Firstly, it adds a new “ground rule” to an existing system – a rule to prevent serious harm to nature – that applies across many jurisdictions. This is important as the worst polluters are often transnational corporations.
Secondly, the adoption process will take some time (not as long as creating an entirely new treaty but nonetheless a period of years) and a lot of support. This entails a period where the law is not yet in place but can be seen gathering momentum – approaching over the horizon, so to speak, provoking positive behavioural change in anticipation of its arrival. Indeed it is already beginning to do so, as we can see from the response of the investment community, for example.
Thirdly and potentially most powerfully, it is a strategic legal intervention that helps to create a shift in mindset – one could describe it as a new moral taboo. We all know you can’t apply to a government to kill people for your new business – it wouldn’t even cross our minds to do so – but we don’t yet recoil in the same healthy way from destroying the natural world. Criminalising serious harm to nature at the highest level provides a strong moral foundation for that, by creating individual criminal responsibility for key decision makers at the highest level.
Moreover, as ecocidal activities often take place in the global south or in poorer communities, while the key decisions are taken in the wealthy north, this law presents a useful tool for addressing climate justice, and also acts as a strong complement to the newly acknowledged human right to a clean and healthy environment. Our right to life is protected by the fact that to take that life is a crime. In the same way, the right of communities to a healthy environment will be protected by the fact that serious damage to that environment will become criminal.
And once the law is in place, prosecutions will be able to be taken in any ratifying jurisdiction, not just in the Hague, so the breadth of possibilities for prosecution is considerably greater than might be assumed at first glance.

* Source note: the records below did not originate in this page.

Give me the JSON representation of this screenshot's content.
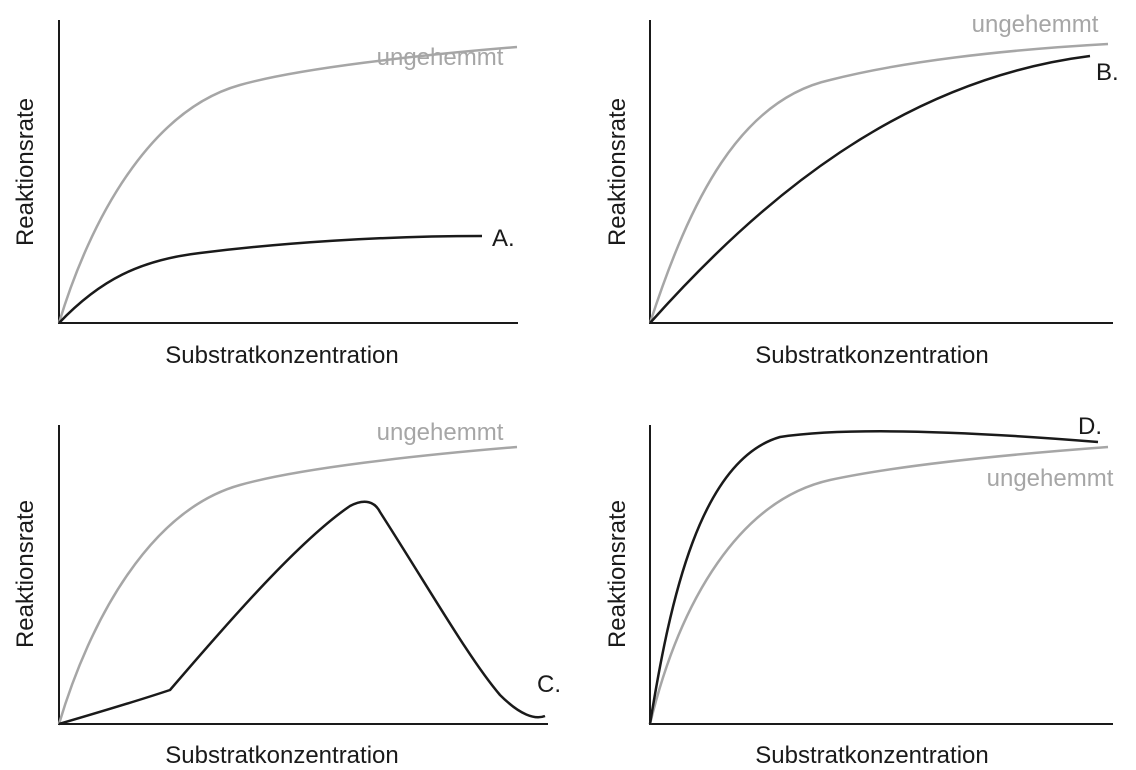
{
  "panels": [
    {
      "y_label": "Reaktionsrate",
      "x_label": "Substratkonzentration",
      "uninhibited_label": "ungehemmt",
      "curve_label": "A."
    },
    {
      "y_label": "Reaktionsrate",
      "x_label": "Substratkonzentration",
      "uninhibited_label": "ungehemmt",
      "curve_label": "B."
    },
    {
      "y_label": "Reaktionsrate",
      "x_label": "Substratkonzentration",
      "uninhibited_label": "ungehemmt",
      "curve_label": "C."
    },
    {
      "y_label": "Reaktionsrate",
      "x_label": "Substratkonzentration",
      "uninhibited_label": "ungehemmt",
      "curve_label": "D."
    }
  ]
}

This criminal law route can therefore provide an enforceable deterrent to underpin and support UNFCCC agreements (Paris, Glasgow). Indeed, while ecocide was not on the official agenda at COP26 it was a word and theme that cropped up repeatedly across Glasgow last month, both inside and outside the official conference. As we can clearly see from the lukewarm results of COP26, goodwill and ambition are simply not enough to shift humanity back into a safe operating space. Ecocide law offers a new parameter that enables governments and corporations to go beyond efforts to just play the same game better. It enables them to start playing it differently.